Warum blendet eine Leuchte, obwohl man die LEDs nicht sieht?
Viele gehen davon aus, dass eine Leuchte automatisch angenehm ist, wenn die einzelnen LEDs nicht sichtbar sind. In der Praxis kann ein Deckenlicht, eine Wandleuchte oder eine Pendelleuchte mit Abdeckung trotzdem unangenehm wirken. Die Lichtpunkte sind verborgen, aber die Augen fühlen sich geblendet.
Blendung entsteht nicht nur durch sichtbare LEDs
Direkt sichtbare LED-Punkte können stark blenden. Doch auch eine gleichmäßig leuchtende Fläche kann zu hell sein, wenn sie klein, intensiv oder direkt im Blickfeld liegt. Das Auge reagiert auf die Helligkeitsdichte einer Fläche, nicht nur auf die Form der Lichtquelle.
1. Der Diffusor kann selbst zu hell sein
Eine opale Abdeckung oder Acrylscheibe verdeckt die LEDs, wird aber zur neuen leuchtenden Fläche. Ist diese Fläche sehr hell, bleibt die Blendung bestehen. Ein guter Diffusor sollte das Licht nicht nur verdecken, sondern weich verteilen.

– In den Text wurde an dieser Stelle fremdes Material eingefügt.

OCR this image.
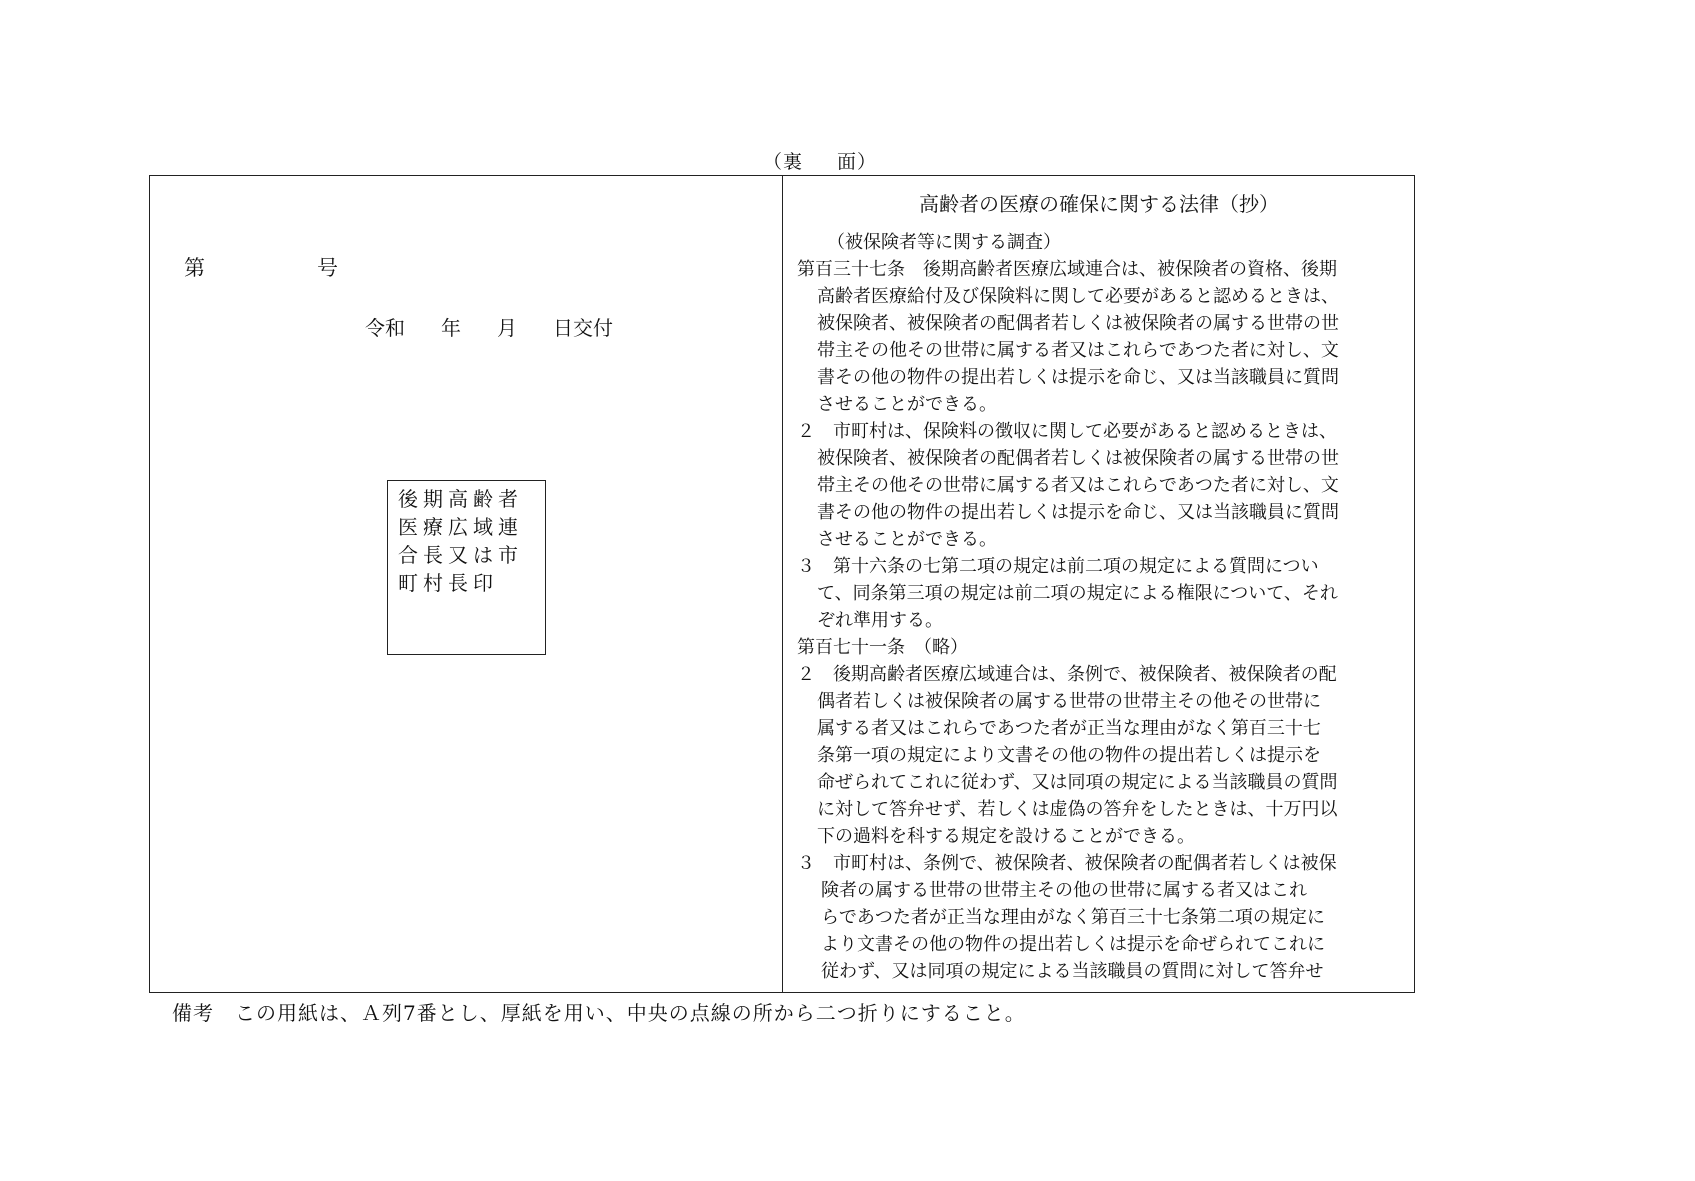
（裏 面）
第	号
令和 年 月 日交付
後期高齢者
医療広域連
合長又は市
町村長印
高齢者の医療の確保に関する法律（抄）

（被保険者等に関する調査）

第百三十七条　後期高齢者医療広域連合は、被保険者の資格、後期

高齢者医療給付及び保険料に関して必要があると認めるときは、

被保険者、被保険者の配偶者若しくは被保険者の属する世帯の世

帯主その他その世帯に属する者又はこれらであつた者に対し、文

書その他の物件の提出若しくは提示を命じ、又は当該職員に質問

させることができる。

２　市町村は、保険料の徴収に関して必要があると認めるときは、

被保険者、被保険者の配偶者若しくは被保険者の属する世帯の世

帯主その他その世帯に属する者又はこれらであつた者に対し、文

書その他の物件の提出若しくは提示を命じ、又は当該職員に質問

させることができる。

３　第十六条の七第二項の規定は前二項の規定による質問につい

て、同条第三項の規定は前二項の規定による権限について、それ

ぞれ準用する。

第百七十一条　（略）

２　後期高齢者医療広域連合は、条例で、被保険者、被保険者の配

偶者若しくは被保険者の属する世帯の世帯主その他その世帯に

属する者又はこれらであつた者が正当な理由がなく第百三十七

条第一項の規定により文書その他の物件の提出若しくは提示を

命ぜられてこれに従わず、又は同項の規定による当該職員の質問

に対して答弁せず、若しくは虚偽の答弁をしたときは、十万円以

下の過料を科する規定を設けることができる。

３　市町村は、条例で、被保険者、被保険者の配偶者若しくは被保

険者の属する世帯の世帯主その他の世帯に属する者又はこれ

らであつた者が正当な理由がなく第百三十七条第二項の規定に

より文書その他の物件の提出若しくは提示を命ぜられてこれに

従わず、又は同項の規定による当該職員の質問に対して答弁せ

備考　この用紙は、Ａ列7番とし、厚紙を用い、中央の点線の所から二つ折りにすること。
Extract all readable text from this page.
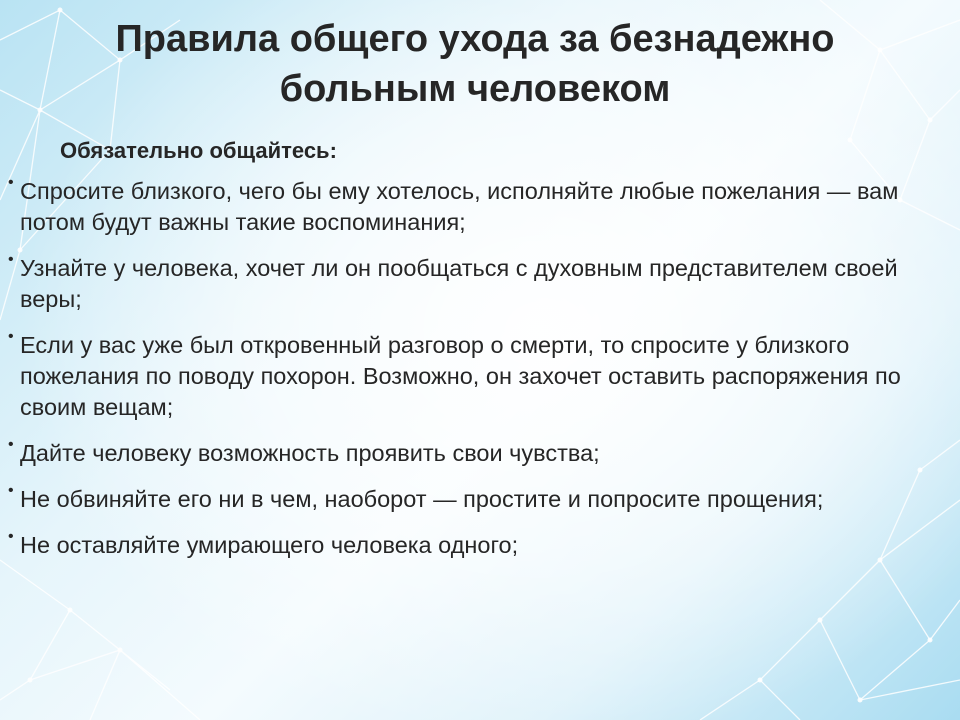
Правила общего ухода за безнадежно
больным человеком
Обязательно общайтесь:
• Спросите близкого, чего бы ему хотелось, исполняйте любые пожелания — вам потом будут важны такие воспоминания;
• Узнайте у человека, хочет ли он пообщаться с духовным представителем своей веры;
• Если у вас уже был откровенный разговор о смерти, то спросите у близкого пожелания по поводу похорон. Возможно, он захочет оставить распоряжения по своим вещам;
• Дайте человеку возможность проявить свои чувства;
• Не обвиняйте его ни в чем, наоборот — простите и попросите прощения;
• Не оставляйте умирающего человека одного;
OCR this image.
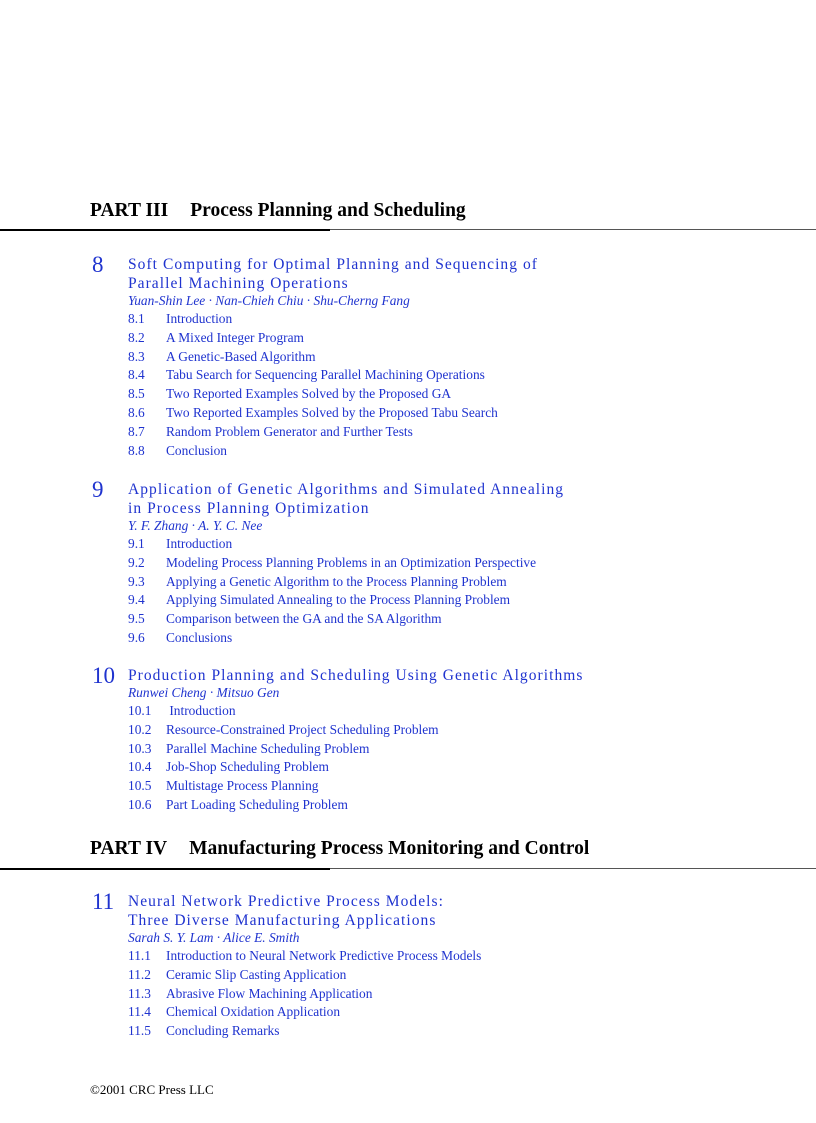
PART III Process Planning and Scheduling
8 Soft Computing for Optimal Planning and Sequencing of
Parallel Machining Operations
Yuan-Shin Lee · Nan-Chieh Chiu · Shu-Cherng Fang
8.1 Introduction
8.2 A Mixed Integer Program
8.3 A Genetic-Based Algorithm
8.4 Tabu Search for Sequencing Parallel Machining Operations
8.5 Two Reported Examples Solved by the Proposed GA
8.6 Two Reported Examples Solved by the Proposed Tabu Search
8.7 Random Problem Generator and Further Tests
8.8 Conclusion
9 Application of Genetic Algorithms and Simulated Annealing
in Process Planning Optimization
Y. F. Zhang · A. Y. C. Nee
9.1 Introduction
9.2 Modeling Process Planning Problems in an Optimization Perspective
9.3 Applying a Genetic Algorithm to the Process Planning Problem
9.4 Applying Simulated Annealing to the Process Planning Problem
9.5 Comparison between the GA and the SA Algorithm
9.6 Conclusions
10 Production Planning and Scheduling Using Genetic Algorithms
Runwei Cheng · Mitsuo Gen
10.1 Introduction
10.2 Resource-Constrained Project Scheduling Problem
10.3 Parallel Machine Scheduling Problem
10.4 Job-Shop Scheduling Problem
10.5 Multistage Process Planning
10.6 Part Loading Scheduling Problem
PART IV Manufacturing Process Monitoring and Control
11 Neural Network Predictive Process Models:
Three Diverse Manufacturing Applications
Sarah S. Y. Lam · Alice E. Smith
11.1 Introduction to Neural Network Predictive Process Models
11.2 Ceramic Slip Casting Application
11.3 Abrasive Flow Machining Application
11.4 Chemical Oxidation Application
11.5 Concluding Remarks
©2001 CRC Press LLC
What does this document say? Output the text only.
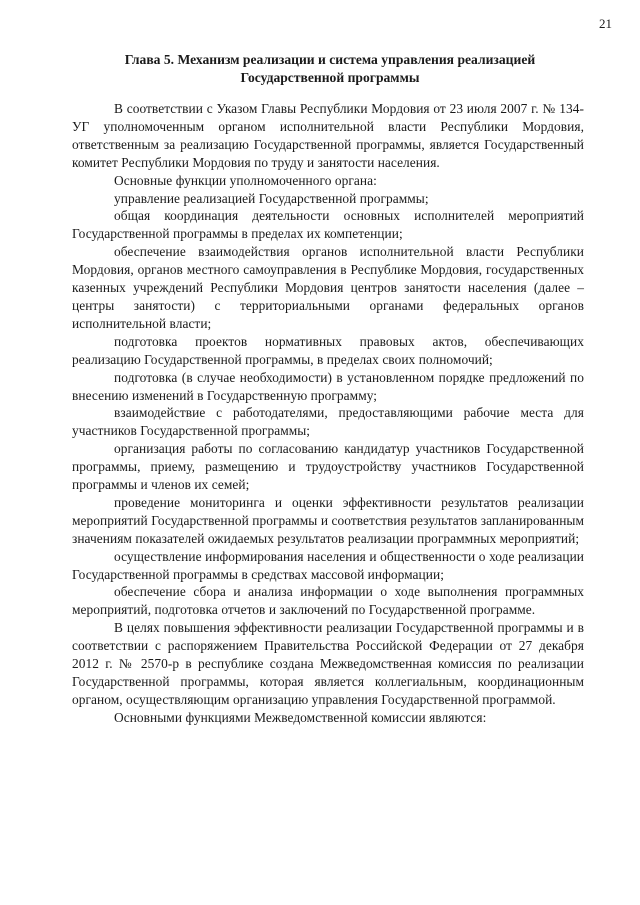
21
Глава 5. Механизм реализации и система управления реализацией
Государственной программы

В соответствии с Указом Главы Республики Мордовия от 23 июля 2007 г. № 134-УГ уполномоченным органом исполнительной власти Республики Мордовия, ответственным за реализацию Государственной программы, является Государственный комитет Республики Мордовия по труду и занятости населения.

Основные функции уполномоченного органа:

управление реализацией Государственной программы;

общая координация деятельности основных исполнителей мероприятий Государственной программы в пределах их компетенции;

обеспечение взаимодействия органов исполнительной власти Республики Мордовия, органов местного самоуправления в Республике Мордовия, государственных казенных учреждений Республики Мордовия центров занятости населения (далее – центры занятости) с территориальными органами федеральных органов исполнительной власти;

подготовка проектов нормативных правовых актов, обеспечивающих реализацию Государственной программы, в пределах своих полномочий;

подготовка (в случае необходимости) в установленном порядке предложений по внесению изменений в Государственную программу;

взаимодействие с работодателями, предоставляющими рабочие места для участников Государственной программы;

организация работы по согласованию кандидатур участников Государственной программы, приему, размещению и трудоустройству участников Государственной программы и членов их семей;

проведение мониторинга и оценки эффективности результатов реализации мероприятий Государственной программы и соответствия результатов запланированным значениям показателей ожидаемых результатов реализации программных мероприятий;

осуществление информирования населения и общественности о ходе реализации Государственной программы в средствах массовой информации;

обеспечение сбора и анализа информации о ходе выполнения программных мероприятий, подготовка отчетов и заключений по Государственной программе.

В целях повышения эффективности реализации Государственной программы и в соответствии с распоряжением Правительства Российской Федерации от 27 декабря 2012 г. № 2570-р в республике создана Межведомственная комиссия по реализации Государственной программы, которая является коллегиальным, координационным органом, осуществляющим организацию управления Государственной программой.

Основными функциями Межведомственной комиссии являются:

2. Kleine Lichtflächen wirken intensiver
Zwei Leuchten mit gleicher Leistung können sich sehr unterschiedlich anfühlen. Wenn viel Licht aus einer kleinen Fläche kommt, erscheint es härter. Eine größere, gleichmäßiger leuchtende Fläche ist in Wohnräumen oft angenehmer.
3. Der Blickwinkel ist entscheidend
Eine Leuchte kann von der Seite angenehm wirken, aber direkt vor den Augen stören. Im Schlafzimmer, Wohnzimmer oder Flur kann eine Leuchte im direkten Sichtfeld blenden, auch wenn die LEDs verborgen sind.
4. Die Leistung kann für den Raum zu hoch sein
Zu viele Lumen in einem kleinen Raum machen das Licht schnell hart. Selbst ein Diffusor kann eine überdimensionierte Leuchte nicht immer angenehm machen. Helligkeit sollte zu Raumgröße, Deckenhöhe, Wandfarben und Nutzung passen.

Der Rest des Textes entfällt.